The area of the hundred stretches from the border of Hagunda hundred in the south-west to the Rivers Jumkilsån and Fyrisån in the northwest and Lake Ekoln in the south-east. The area of the hundred was described by Wilhelm Tham in 1850 as consisting of mostly unforested fields with occasional swampy areas around the streams which flow into the Fyris or Lake Ekoln.
The medieval Ullarakers hundare (the name later changed into Ulleråker) had its name after Ullaraker, the place of the thing, which was close to the Church of the Holy Trinity or the Castle in Uppsala. The hundred consisted of the parishes of Bondkyrka, Börje, Jumkil, Läby, Näs and Vänge.
The hundred was (1920) part of the middle court district of Uppsala County, Tiunda tingslag and Tiunda bailliwick. In the 19th and early 20th centuries it consisted of the parishes of Bondkyrka, Börje, Uppsala-Näs, Vänge, Läby, and one half of Jumkil, of which the other half belonged to Bälinge Hundred.
The antiquities in Ulleråker Hundred were described by the antiquarian Johan Peringskiöld in his large, illustrated work Monumenta ullerakeriensia, published in 1719.

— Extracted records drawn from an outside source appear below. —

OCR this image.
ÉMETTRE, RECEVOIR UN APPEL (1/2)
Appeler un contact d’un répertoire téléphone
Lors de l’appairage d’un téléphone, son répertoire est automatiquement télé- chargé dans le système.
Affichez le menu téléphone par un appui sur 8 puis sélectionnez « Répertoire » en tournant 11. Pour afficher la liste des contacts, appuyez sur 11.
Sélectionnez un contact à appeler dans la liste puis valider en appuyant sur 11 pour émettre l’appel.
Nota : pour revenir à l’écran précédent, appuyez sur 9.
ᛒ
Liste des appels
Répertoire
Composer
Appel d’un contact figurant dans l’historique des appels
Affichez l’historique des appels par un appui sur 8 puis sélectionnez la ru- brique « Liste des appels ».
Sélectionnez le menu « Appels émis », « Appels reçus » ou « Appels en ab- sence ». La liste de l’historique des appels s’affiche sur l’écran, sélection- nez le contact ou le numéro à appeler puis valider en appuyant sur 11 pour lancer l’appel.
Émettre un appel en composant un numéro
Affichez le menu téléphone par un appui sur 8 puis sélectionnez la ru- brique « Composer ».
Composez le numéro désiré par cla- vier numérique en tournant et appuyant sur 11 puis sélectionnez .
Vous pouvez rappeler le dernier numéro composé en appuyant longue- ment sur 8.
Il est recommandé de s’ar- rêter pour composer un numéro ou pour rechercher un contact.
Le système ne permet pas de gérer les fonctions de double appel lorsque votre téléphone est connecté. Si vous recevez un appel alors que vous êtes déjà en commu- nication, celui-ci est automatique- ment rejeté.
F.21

The name is first recorded in Old Norse literature as Ullarakr (the late twelfth century in the case of Krákumál, and 1225 in the case of Heimskringla). In Sweden, where written sources appear much later than on Iceland, the first appearance is in 1298 as Vllarakir. The first element is the genitive case of the name of the Norse god Ullr. The last element is åker m "field, acre".